Au-delà de l’interprétation “erronée” du contenu de la déclaration commune par les autorités algériennes, le chercheur a estimé que “n’ayant pas abordé la question du Sahara d’une manière qui aille dans le sens que souhaite et cherche Alger”, les deux parties auraient convenu “d’éviter les questions qui fâchent”.

Rappelant que l’Algérie “ne rate aucune opportunité, aucune occasion, et même sans occasion, pour placer cette question comme un point essentiel de ses discussions et ses relations avec l’ensemble des acteurs” internationaux, M. Benhammou s’est dit convaincu que “le conflit que l’Algérie impose au Maroc concernant son intégrité territoriale et ses provinces de sud, devait certainement être évoquée lors de cette visite du Premier ministre français”, d’autant plus que ce différend “fait planer une grande incertitude sur l’ensemble de la région, dans une conjoncture régionale très complexe et très bouleversée”.

Rappelant que ce conflit a mis dans l’impasse l’avenir de l’édification du grand Maghreb, Benhammou a souligné que “la position algérienne nuit à toutes formes de coopération nécessaires aujourd’hui entre l’ensemble des pays de la région pour faire face aux défis qui se dressent devant les peuples, sociétés et Etats sur les plans économique, social et sécuritaire”.

Dans ce contexte, a-t-il dit, le fait que la France “ait une position claire sur la question et exprime, depuis toujours, son soutien à la proposition marocaine d’autonomie pour les provinces du Sud, agace l’Algérie qui a, à plusieurs reprises, qualifié la position française de pro-marocaine”.

Et de souligner que “le passé des relations franco-algériennes, très difficiles et douloureuses, vient compliquer davantage la situation”.

“L’Algérie a du mal à établir des relations qui ont un caractère de normalité avec la France.
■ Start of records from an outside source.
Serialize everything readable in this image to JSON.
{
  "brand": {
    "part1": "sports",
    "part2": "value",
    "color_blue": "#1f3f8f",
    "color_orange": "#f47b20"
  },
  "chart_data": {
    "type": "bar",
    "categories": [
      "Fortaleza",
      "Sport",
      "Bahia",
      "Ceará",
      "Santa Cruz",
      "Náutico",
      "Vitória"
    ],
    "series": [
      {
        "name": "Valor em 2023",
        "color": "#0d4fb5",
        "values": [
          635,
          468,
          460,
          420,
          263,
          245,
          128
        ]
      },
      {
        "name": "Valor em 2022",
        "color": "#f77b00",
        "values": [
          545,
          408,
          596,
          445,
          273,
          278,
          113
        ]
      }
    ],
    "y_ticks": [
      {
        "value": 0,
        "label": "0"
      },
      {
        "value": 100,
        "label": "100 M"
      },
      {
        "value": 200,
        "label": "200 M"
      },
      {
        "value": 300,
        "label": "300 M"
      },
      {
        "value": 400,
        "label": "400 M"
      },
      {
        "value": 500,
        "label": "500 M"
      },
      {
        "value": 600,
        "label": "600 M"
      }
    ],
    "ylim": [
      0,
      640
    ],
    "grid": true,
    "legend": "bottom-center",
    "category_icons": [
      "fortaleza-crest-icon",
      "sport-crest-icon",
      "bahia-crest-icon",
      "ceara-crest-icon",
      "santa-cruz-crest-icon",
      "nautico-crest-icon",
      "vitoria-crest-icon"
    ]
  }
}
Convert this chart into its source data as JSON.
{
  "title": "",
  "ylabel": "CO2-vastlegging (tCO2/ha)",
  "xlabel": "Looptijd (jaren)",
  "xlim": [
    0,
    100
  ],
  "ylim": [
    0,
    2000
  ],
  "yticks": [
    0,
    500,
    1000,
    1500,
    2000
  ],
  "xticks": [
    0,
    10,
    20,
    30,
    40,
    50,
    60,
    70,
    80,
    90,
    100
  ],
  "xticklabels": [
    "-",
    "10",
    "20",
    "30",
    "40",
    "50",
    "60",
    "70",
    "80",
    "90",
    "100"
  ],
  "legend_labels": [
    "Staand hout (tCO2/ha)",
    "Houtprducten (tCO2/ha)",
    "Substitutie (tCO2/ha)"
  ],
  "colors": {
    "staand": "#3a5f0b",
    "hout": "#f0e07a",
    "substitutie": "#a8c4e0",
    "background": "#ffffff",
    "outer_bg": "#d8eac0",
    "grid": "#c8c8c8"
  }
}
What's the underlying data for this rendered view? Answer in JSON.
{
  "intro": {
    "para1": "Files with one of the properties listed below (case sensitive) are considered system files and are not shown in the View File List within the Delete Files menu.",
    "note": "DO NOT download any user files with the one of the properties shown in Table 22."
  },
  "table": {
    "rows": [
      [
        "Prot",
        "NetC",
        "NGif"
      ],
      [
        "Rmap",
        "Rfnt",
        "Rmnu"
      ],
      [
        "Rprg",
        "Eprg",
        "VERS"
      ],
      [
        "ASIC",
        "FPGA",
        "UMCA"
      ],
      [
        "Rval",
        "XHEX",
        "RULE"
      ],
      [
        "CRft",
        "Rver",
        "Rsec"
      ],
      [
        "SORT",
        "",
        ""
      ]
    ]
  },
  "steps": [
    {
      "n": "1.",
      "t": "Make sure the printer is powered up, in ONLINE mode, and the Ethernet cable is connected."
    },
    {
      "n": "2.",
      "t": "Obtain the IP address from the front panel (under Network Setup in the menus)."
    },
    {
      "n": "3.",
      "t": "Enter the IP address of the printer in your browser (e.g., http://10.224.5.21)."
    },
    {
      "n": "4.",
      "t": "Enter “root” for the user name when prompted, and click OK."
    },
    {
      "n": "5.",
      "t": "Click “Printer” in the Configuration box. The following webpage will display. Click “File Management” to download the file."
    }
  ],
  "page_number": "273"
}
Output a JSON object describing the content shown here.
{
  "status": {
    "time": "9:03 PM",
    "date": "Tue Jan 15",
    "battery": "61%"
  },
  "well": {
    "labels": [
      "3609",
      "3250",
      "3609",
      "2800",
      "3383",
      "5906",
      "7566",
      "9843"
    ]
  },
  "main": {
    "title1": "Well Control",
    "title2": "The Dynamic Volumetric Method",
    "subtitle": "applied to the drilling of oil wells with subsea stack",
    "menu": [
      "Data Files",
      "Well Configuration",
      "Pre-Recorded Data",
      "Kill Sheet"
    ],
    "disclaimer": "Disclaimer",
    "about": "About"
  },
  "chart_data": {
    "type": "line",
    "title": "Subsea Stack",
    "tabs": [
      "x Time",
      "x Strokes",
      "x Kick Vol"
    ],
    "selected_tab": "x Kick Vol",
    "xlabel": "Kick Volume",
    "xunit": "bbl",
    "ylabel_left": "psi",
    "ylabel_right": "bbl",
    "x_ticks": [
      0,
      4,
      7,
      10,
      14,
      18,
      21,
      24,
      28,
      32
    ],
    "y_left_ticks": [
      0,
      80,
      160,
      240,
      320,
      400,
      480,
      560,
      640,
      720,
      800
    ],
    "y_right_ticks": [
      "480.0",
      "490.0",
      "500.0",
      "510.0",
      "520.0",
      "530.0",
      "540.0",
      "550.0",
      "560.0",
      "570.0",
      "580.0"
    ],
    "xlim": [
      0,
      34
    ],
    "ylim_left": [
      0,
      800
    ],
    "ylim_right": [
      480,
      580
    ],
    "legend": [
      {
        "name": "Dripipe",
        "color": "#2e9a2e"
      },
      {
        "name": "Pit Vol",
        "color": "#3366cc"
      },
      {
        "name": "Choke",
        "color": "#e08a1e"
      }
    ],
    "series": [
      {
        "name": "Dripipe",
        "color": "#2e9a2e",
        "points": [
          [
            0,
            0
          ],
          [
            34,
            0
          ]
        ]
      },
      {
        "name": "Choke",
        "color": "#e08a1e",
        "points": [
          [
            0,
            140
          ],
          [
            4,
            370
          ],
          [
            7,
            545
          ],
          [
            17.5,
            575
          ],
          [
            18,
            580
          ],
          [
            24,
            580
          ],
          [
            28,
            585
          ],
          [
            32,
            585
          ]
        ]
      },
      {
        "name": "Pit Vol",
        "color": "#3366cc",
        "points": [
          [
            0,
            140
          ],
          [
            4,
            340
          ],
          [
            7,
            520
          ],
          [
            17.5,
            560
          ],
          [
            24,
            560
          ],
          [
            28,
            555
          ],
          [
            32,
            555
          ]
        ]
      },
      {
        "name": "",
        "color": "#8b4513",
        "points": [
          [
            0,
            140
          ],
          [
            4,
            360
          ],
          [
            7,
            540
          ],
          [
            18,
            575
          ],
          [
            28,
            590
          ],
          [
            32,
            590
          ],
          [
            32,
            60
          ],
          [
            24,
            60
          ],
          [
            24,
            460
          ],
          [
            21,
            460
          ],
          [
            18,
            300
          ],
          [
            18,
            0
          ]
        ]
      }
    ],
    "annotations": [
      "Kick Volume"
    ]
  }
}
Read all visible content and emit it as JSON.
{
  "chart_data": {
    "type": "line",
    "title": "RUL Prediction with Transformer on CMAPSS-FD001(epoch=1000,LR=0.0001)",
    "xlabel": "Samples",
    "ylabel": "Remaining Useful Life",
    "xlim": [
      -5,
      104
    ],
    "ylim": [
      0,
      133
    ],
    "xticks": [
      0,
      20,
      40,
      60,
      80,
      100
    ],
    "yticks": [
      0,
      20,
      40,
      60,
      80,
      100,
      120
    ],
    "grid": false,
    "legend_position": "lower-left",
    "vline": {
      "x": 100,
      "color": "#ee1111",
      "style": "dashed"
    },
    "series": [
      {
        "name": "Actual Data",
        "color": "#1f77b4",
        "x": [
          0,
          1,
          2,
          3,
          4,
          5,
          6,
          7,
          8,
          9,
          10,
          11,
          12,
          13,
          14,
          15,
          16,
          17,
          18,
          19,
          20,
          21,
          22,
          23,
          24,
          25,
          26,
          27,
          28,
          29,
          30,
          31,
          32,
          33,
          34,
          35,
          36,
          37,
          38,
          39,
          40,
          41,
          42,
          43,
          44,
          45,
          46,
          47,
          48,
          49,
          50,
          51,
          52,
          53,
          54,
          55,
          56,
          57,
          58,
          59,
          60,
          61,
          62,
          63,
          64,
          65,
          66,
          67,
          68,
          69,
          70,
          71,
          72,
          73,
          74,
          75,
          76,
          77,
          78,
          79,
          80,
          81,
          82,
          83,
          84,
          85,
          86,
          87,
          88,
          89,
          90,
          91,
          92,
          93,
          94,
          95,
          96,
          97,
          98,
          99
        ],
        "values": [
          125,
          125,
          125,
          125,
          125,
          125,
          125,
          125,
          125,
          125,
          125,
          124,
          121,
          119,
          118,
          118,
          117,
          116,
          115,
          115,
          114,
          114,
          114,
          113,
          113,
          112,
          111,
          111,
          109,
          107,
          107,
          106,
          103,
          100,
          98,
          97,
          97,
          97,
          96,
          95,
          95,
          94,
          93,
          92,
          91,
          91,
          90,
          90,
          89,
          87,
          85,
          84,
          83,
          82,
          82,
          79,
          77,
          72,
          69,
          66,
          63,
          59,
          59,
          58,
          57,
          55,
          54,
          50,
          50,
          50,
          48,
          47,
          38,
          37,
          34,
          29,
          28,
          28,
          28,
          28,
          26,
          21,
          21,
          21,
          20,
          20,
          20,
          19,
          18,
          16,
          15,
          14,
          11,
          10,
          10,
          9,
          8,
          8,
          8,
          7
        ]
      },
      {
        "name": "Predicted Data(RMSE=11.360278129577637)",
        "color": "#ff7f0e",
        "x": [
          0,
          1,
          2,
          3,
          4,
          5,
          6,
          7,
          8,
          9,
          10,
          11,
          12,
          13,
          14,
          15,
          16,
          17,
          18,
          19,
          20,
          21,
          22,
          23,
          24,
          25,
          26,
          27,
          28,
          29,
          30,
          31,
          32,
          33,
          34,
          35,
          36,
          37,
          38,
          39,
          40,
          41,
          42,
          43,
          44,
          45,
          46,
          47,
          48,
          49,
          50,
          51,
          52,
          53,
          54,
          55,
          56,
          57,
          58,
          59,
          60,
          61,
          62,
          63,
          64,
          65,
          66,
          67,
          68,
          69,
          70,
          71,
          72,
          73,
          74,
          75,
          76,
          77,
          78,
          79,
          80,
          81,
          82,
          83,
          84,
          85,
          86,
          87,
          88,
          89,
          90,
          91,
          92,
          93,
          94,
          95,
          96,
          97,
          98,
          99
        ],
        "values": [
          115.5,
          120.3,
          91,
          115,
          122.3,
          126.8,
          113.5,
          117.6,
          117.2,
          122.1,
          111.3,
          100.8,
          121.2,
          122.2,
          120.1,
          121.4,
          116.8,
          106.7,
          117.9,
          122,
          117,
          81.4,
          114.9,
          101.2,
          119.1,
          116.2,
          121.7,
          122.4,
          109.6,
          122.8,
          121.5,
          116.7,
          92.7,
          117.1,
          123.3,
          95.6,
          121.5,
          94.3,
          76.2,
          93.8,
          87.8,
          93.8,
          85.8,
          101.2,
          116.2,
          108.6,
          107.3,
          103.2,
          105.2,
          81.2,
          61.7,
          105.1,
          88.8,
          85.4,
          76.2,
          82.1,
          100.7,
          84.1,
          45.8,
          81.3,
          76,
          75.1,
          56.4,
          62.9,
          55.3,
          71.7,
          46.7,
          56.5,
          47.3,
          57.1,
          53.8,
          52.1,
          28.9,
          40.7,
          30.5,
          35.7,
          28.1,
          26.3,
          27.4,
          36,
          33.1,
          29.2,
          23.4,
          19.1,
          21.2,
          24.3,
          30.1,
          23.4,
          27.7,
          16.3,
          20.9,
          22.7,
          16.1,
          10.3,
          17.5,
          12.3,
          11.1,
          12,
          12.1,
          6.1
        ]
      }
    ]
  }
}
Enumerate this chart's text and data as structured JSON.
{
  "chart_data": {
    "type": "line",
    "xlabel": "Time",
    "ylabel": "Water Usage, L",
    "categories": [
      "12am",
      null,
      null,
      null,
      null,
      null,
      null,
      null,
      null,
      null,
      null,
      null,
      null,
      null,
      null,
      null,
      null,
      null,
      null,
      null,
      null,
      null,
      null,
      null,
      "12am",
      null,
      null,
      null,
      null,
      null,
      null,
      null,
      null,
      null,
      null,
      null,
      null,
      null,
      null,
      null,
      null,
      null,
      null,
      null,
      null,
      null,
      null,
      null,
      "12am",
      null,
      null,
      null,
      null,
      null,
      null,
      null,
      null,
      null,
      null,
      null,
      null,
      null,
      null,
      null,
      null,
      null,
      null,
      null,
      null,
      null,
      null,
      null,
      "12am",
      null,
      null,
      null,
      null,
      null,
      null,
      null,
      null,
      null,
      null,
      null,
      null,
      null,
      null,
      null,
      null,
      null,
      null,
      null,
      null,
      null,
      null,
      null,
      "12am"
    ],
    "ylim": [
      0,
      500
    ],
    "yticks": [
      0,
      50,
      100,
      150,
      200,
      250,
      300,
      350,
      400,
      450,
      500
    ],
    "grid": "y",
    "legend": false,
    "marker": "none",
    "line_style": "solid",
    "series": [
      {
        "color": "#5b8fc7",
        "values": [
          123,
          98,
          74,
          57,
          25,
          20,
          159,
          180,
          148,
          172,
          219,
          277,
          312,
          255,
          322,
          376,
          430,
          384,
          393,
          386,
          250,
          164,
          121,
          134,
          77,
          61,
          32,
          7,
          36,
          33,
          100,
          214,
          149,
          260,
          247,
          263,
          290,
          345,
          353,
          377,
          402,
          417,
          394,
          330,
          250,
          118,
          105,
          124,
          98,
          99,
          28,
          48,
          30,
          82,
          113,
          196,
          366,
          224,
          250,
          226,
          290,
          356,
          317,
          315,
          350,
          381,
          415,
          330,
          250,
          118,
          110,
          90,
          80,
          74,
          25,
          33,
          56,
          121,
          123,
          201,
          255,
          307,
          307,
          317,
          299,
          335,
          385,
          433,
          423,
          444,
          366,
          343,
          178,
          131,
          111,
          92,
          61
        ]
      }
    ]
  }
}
L’ère de la présence française en Algérie et de la guerre d’indépendance est toujours là”, a analysé M. Benhammou, qui a mis en avant “la grande fracture qui persiste entre la France et l’Algérie”.

Pour lui, “les Algériens ont du mal à construire un avenir avec la France d’une manière beaucoup plus sereine”.

Le porte-parole du ministère français des Affaires étrangères, Romain Nadal a indiqué, mercredi, que la position de la France est “claire et constante” au sujet de la question du Sahara.

Le Maroc a présenté en 2007 un plan d’autonomie pour le Sahara que la France considère comme une base sérieuse et crédible pour une solution négociée, a-t-il rappelé.

“Nous soutenons depuis longtemps la recherche d’une solution politique juste, durable et mutuellement agréée sous l’égide des Nations unies et conformément aux résolutions du conseil de sécurité”, a-t-il précisé lors du point de presse hebdomadaire.

Le conflit du Sahara dit “occidental”, rappelle-t-on, est un conflit imposé au Maroc par l’Algérie qui finance et qui héberge sur son territoire à Tindouf le mouvement séparatiste du Polisario.

Le Polisario soutenu par le pouvoir algérien revendique la création d’un Etat factice au Maghreb. Cette situation bloque tous les efforts de la communauté internationale pour une intégration économique et sécuritaire régionale.